A psychic “revolution” is what jars the protagonist (Aschenbach) out of his growing obsession with the Polish Adonis he admires every morning on the beach. It springs from his sense of propriety. It reminds him of the pleasant fullness he feels when gazing upon the awards he’s won, and confirms his superiority over everybody else. As the character thinks: “‘[Tadzio] is delicate, he is sickly … He will most likely not live to grow old.'” Thrilled by that weakness, which restores his mastery over the forbidden object of his desire, Aschenbach’s mind seeks out reasons to flee. As Mann notes, “He got out at San Marco , had his tea in the Piazza, and then, as his custom was, took a walk through the streets. But this walk of his brought about nothing less than a revolution in his mood and an entire change in all his plans” (34-35).

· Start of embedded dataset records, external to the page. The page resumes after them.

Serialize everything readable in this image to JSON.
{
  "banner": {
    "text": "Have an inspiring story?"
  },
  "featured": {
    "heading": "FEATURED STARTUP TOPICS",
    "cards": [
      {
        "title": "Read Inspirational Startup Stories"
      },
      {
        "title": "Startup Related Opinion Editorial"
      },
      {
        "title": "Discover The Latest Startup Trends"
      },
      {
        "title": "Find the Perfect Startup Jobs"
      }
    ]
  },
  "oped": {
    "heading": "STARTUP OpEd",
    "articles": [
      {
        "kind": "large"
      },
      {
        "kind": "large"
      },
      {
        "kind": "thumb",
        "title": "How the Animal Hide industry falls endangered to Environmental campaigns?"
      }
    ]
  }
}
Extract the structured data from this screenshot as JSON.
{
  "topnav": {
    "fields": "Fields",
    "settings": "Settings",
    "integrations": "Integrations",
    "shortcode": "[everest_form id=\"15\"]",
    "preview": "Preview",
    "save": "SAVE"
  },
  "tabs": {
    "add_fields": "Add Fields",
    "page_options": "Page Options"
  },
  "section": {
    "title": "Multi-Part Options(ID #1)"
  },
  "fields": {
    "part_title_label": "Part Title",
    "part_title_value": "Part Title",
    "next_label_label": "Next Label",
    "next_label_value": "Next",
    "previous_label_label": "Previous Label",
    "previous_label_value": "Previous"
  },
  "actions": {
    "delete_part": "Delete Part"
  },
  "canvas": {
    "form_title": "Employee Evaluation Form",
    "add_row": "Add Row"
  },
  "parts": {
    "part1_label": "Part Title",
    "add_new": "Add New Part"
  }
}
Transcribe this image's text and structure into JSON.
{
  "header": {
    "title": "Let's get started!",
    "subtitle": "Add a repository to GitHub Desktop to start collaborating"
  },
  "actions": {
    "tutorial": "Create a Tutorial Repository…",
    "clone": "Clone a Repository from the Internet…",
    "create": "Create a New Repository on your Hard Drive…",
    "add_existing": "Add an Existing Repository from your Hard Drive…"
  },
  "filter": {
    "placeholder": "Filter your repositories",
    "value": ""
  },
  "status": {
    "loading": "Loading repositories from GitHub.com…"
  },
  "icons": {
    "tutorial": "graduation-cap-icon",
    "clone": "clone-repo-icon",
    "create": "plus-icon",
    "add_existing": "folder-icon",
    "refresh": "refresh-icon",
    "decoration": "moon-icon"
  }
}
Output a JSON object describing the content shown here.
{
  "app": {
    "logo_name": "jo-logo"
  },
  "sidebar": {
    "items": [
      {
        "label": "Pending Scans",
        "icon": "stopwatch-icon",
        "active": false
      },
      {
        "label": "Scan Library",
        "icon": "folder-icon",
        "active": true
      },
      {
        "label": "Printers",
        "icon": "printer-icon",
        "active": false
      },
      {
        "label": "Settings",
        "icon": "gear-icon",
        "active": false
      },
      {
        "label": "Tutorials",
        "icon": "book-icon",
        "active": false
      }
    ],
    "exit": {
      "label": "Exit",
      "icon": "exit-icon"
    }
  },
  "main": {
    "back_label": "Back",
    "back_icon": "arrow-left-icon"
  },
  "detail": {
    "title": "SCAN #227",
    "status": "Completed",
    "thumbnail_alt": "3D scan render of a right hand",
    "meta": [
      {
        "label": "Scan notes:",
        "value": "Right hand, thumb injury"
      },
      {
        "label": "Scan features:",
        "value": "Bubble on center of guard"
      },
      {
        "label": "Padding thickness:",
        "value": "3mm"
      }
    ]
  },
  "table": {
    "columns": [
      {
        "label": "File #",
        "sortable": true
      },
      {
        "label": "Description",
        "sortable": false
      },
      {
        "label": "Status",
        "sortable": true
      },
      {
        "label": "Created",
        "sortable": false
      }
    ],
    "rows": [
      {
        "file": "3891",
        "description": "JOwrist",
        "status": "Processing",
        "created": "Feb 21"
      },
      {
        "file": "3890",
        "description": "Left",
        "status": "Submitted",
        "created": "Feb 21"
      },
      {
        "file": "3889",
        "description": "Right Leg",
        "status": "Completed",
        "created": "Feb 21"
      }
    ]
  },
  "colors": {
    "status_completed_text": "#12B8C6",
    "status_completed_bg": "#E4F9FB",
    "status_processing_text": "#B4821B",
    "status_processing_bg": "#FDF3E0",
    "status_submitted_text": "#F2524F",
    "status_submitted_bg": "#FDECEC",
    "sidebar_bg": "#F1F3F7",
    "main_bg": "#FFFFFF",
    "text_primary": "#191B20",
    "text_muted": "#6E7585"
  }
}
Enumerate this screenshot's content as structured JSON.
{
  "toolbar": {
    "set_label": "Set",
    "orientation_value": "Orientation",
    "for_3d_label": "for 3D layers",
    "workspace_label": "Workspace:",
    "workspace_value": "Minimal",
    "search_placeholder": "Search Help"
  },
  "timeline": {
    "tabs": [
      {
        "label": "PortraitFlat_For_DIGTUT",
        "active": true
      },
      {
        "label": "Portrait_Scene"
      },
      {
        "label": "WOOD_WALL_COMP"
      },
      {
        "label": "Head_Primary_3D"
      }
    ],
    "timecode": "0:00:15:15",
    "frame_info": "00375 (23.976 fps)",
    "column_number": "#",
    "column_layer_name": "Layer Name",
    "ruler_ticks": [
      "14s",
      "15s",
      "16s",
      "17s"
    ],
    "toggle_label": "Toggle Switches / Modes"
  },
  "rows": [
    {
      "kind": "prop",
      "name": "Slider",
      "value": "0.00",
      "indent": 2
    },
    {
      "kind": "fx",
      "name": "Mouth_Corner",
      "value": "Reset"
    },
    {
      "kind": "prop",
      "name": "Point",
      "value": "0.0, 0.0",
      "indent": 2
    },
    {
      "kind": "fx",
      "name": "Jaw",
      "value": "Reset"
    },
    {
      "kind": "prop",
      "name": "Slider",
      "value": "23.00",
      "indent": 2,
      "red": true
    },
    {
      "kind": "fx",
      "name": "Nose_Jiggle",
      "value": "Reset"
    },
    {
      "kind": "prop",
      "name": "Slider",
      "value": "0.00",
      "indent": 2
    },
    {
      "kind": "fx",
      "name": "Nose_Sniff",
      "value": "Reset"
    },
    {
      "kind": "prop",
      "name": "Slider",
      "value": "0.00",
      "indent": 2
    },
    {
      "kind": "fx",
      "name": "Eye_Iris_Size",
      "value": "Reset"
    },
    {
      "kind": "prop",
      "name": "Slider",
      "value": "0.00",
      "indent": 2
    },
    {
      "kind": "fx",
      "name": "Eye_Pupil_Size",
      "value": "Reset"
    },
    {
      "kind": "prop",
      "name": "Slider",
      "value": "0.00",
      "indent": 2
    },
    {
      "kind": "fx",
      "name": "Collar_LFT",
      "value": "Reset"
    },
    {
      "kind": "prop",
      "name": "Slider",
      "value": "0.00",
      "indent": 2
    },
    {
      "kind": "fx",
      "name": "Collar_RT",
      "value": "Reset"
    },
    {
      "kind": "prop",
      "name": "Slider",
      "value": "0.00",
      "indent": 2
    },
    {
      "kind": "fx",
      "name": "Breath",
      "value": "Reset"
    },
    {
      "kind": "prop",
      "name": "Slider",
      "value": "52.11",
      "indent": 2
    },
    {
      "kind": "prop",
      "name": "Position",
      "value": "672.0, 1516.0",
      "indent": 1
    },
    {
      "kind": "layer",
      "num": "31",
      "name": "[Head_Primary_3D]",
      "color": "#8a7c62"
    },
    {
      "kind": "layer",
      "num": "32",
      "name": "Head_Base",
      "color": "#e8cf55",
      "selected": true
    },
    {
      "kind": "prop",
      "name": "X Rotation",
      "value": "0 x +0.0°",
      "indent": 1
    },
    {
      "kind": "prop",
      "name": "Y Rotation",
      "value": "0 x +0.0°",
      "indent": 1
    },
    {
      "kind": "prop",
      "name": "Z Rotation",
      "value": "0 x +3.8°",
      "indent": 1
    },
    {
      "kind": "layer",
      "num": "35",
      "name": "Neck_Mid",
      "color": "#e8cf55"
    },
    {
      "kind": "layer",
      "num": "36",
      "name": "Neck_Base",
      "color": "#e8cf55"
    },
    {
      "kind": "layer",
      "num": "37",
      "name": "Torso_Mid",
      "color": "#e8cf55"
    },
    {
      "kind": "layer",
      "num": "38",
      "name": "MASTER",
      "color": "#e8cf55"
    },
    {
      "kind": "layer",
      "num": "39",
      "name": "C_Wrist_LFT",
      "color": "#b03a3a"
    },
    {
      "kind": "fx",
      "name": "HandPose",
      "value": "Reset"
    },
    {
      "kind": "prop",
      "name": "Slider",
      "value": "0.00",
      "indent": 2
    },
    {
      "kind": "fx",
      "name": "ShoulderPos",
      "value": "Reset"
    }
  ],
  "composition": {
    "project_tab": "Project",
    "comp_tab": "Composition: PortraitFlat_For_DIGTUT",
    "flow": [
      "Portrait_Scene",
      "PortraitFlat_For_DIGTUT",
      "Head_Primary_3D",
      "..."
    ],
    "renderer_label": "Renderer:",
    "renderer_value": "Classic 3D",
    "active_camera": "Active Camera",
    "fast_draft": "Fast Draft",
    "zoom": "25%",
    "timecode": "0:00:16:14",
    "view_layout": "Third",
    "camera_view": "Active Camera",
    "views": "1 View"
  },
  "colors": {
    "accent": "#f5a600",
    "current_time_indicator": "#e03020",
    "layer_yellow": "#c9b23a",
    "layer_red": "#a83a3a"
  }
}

Thereafter the city turns ugly; the lagoon is “foul-smelling” and the narrow streets are described as inhabited by a “hateful sultriness” full of smells hanging low, “like exhalations, not dissipating” (35). Wandering through the crowds, Aschenbach ends up in the poor quarter, where “beggars waylaid him, the canals sickened him” until “he reached a quiet square, one of those that exist at the city’s heart, forsaken of God and man; there he rested awhile on the margin of a fountain, wiped his brow, and admitted to himself that he must be gone” (35).

Now, readers of “Death in Venice” will know that this revolution does not produce the results which seem inevitable. Despite his decision to flee the pestilence—and the frightening sensuality coursing in his veins–Aschenbach does not leave Venice. Rather he changes his mind again a couple pages later. He returns to the beach, the dining room, and the streets, stalking Tadzio and hungrily seeking chances to live in his presence, possibly to exchange words, or a touch.  He chooses to admit, for once, that he feels something for someone, and to live in the moment, dangerously, boldly, without a plan.

The moment is potent. It symbolizes his—that is the elite’s—false sense of transcendence over existence. It suggests the fallacy of choosing to experience life as an observer rather than as a fully engaged human being, with one’s flaws and longings as well as one’s finer points in full sight. The fact that he refuses the bourgeois moment of “revolution” (that is, revulsion and flight from humanity) to pursue his deepest longings may cause readers pain, but it should also force us to think about our own habits of repression and sublimation. It should make us think twice about who we grace with compassion and who we revile, and why.

Where others use the word as a synonym for upheaval, Mann seems to use the word “revolution” to signify a kind of resistance against life’s fleshy, smelly messiness and joy, a choice for the comfortable non-engagement of the academic, the ascetic, the genius, or saint.  I’m still not sure that I understand where this is leading, but the fact that I can’t stop thinking about it is reason enough to be glad.

*Thomas Mann, “Death in Venice” in Death in Venice and Seven Other Stories, trans. H.T. Lowe-Porter (New York: Vintage Books, 1963).